In regards to that specific terminology, NO, an AI agent is:
a call to an Large Language Model endpoint either locally or on an external server.
It does not exist independently, it has no memory, it cannot be domain-locked, it cannot be hardware-aware, etc. It is just a black box that you send your prompt/conversation/data too, and it outputs data in return.
In regards to your concept YES. You can build:
- A safe, domain-locked, hardware-aware ENVIRONMENT AND APPLICATION that you then CONNECT TO AN LLM.
The AI or “agent” itself has nothing to do with your program, your hardware, your memory retention, your safety features, etc. The “AI Agent” (LLM), is just an endpoint that you integrate into your application.
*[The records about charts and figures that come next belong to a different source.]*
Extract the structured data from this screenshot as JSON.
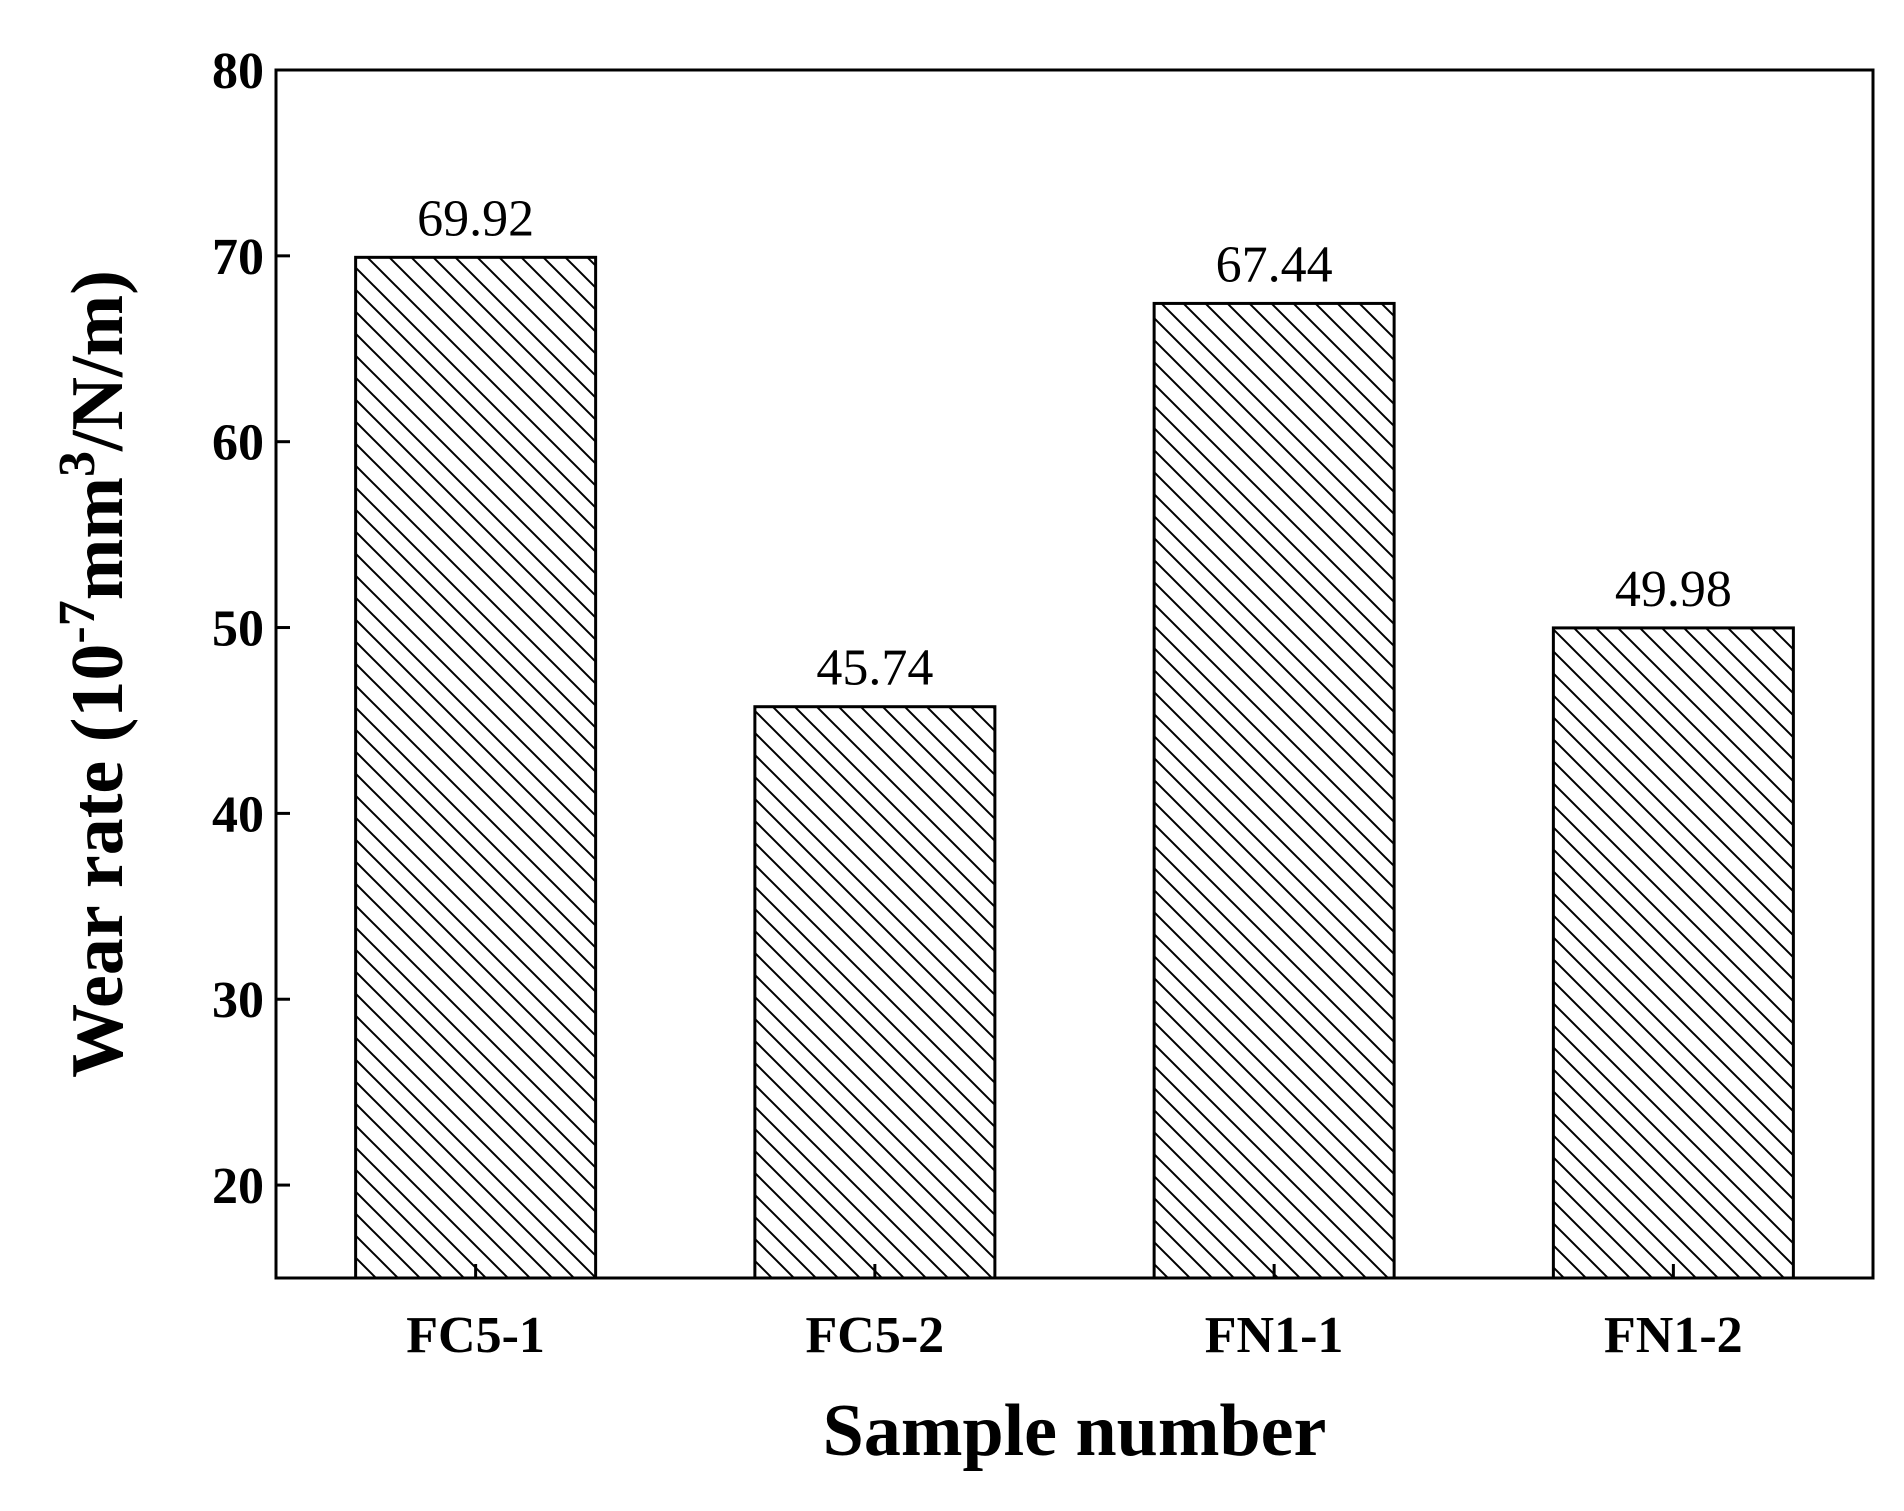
{
  "chart_data": {
    "type": "bar",
    "categories": [
      "FC5-1",
      "FC5-2",
      "FN1-1",
      "FN1-2"
    ],
    "values": [
      69.92,
      45.74,
      67.44,
      49.98
    ],
    "data_labels": [
      "69.92",
      "45.74",
      "67.44",
      "49.98"
    ],
    "xlabel": "Sample number",
    "ylabel": {
      "prefix": "Wear rate (10",
      "exp1": "-7",
      "middle": "mm",
      "exp2": "3",
      "suffix": "/N/m)"
    },
    "ylim": [
      15,
      80
    ],
    "yticks": [
      20,
      30,
      40,
      50,
      60,
      70,
      80
    ],
    "ytick_labels": [
      "20",
      "30",
      "40",
      "50",
      "60",
      "70",
      "80"
    ],
    "grid": false,
    "legend": "none",
    "bar_fill": "diagonal-hatch",
    "colors": {
      "bar_edge": "#000000",
      "hatch": "#000000",
      "background": "#ffffff"
    }
  }
}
This is the most common misconception and misapplication of terminology today in regards to AI. The AI Agent is not the “doer” - the program/application/environment that you build for it to interact with is the “doer”.
The AI Agent is just “one service of a multifaceted program/application” that provides the generative-text layer for achieving the users end-goals.
So you have to decide:
- How your going to save data and build a store/database of information/conversation history/etc.
- How your going to “configure” and “save” (for this project and or extensible for future projects) your “environment configuration” (i.e. your hardware specifics, etc.).
- How your going to connect external tools (i.e. to the car computer)/data/etc. and save that/maintain it/etc.
- How your going to contact the LLM/AI endpoint (i.e. using API, or using existing web interfaces like chat GPT, etc.).
Making use of existing interfaces like OpenAI/ChatGPT conversation history, “memory” features, etc., means you are limited completely to their interface, though with development of MCP (Model Context Protocol) that’s extended a bit now.
But their environments (I.e. chatGPT) are also non-specific, and you cannot guarantee safety or reliability in this way, because their tools are general purpose and not specific-to-your-use-case.
In this circumstance, I would recommend that you:
- Develop a standalone application, most likely one that would involve a cross-device interface (like a web app, or a native app that can run both on smartphone and on laptop) so that you could actually use the app from whatever device you happened to wanted to plug your car-computer-reader-whatever into. This way you can control the environment, the memory, the integration with the LLM, etc. Otherwise, you are trying to bootstrap someone elses “app that’s built for coding and conversation” into a “hardware-specific and real-world-impacting” circumstance that frankly, would be definitely unsafe!